By default, LOBs (Text, NText and Image) are stored out of row. You can move them in row, by changing the value of 'Text In Row' by using sp_tableoption. Obviously, this will only bring in LOBs that will physically fit on the page. (i.e. They still can not be more than 8000-Bytes each, and 8060-Bytes in total), and you can also specify the maximum size for values to bring in-row. If you do not set this limit, the default is 256-Bytes.

By Default, SLOBs are stored in-row (providing they will fit in the row, using the same calculations as above) but you can push them off-row by setting the 'Large Value Types Out Of Row' option using sp_tableoption. Unlike the 'Text In Row' option, it is not possible to specify a custom size limit. Either all rows that will fit are stored in-row, or all values are stored out of row. The size limit is 8000-Bytes, and this can not be changed.

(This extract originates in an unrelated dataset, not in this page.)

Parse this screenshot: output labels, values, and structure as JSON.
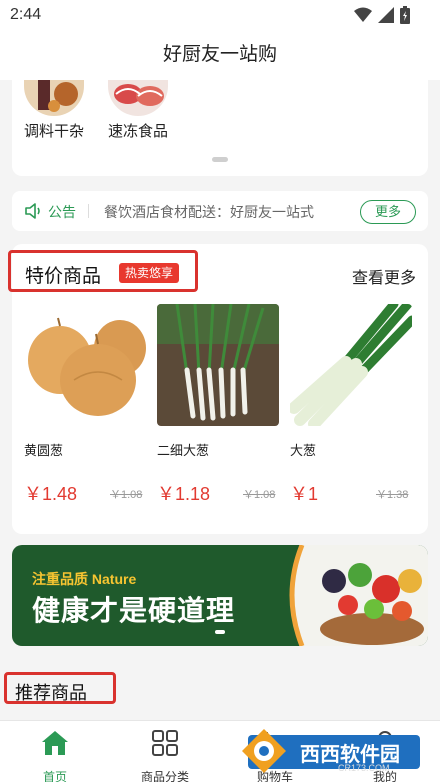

So the next question, is when should you push data off-row? Well, before we tackle that question, we need to think about how much overhead is caused by pushing data off-row, and this calculation is fairly simple. If LOBs are stored off row, a 16-Byte pointer is stored in the row. If SLOBs are pushed off-row, then a 24-Byte pointer is stored in-row. This can get slightly confusing however, because if you specify the (MAX) operator for a Varchar or NVarchar, then SQL treats it as a LOB, rather than a SLOB, and only requires a 16-Byte pointer.

So the first, and most obvious considerations are (from an SLOB perspective) are 1) Are the majority of SLOBs less than 24-Bytes? If so, there would be no benefit in pushing them off-row. In fact, it would be detrimental. 2) Are the SLOBs more than 8000-Bytes? If so, you have no choice, but to store them off row. 3) Do your SLOBs add-up to more than 8060-Bytes? If so, again, you have no choice, they must be off-row.

But what about the cases in the middle? What about if your SLOBs are all between 24 and 8000-Bytes, and together, they all fit within the 8060-Byte limit? How should you store them? Well, it depends on how you are using your data. If these SLOBs are going to be frequently queried, then you should store them in-row. If you do not, then you are increasing IO, and also forcing that IO to be random, as opposed to sequential, and random IO is not your friend!

If on the other hand, the SLOBs are essentially just a data store, and you are only querying them infrequently, but the other columns in the table are being queried, then you should store the SLOBs off-row. This is because you will be able to fit more rows on a page, and this give you two big advantages. Firstly, queries that need to read this table will have to read less pages (because there will be less pages to read). And the second reason is simply that you will use less memory. If you read less pages, then less pages will be read into the Buffer Cache, and memory pressure will be reduced.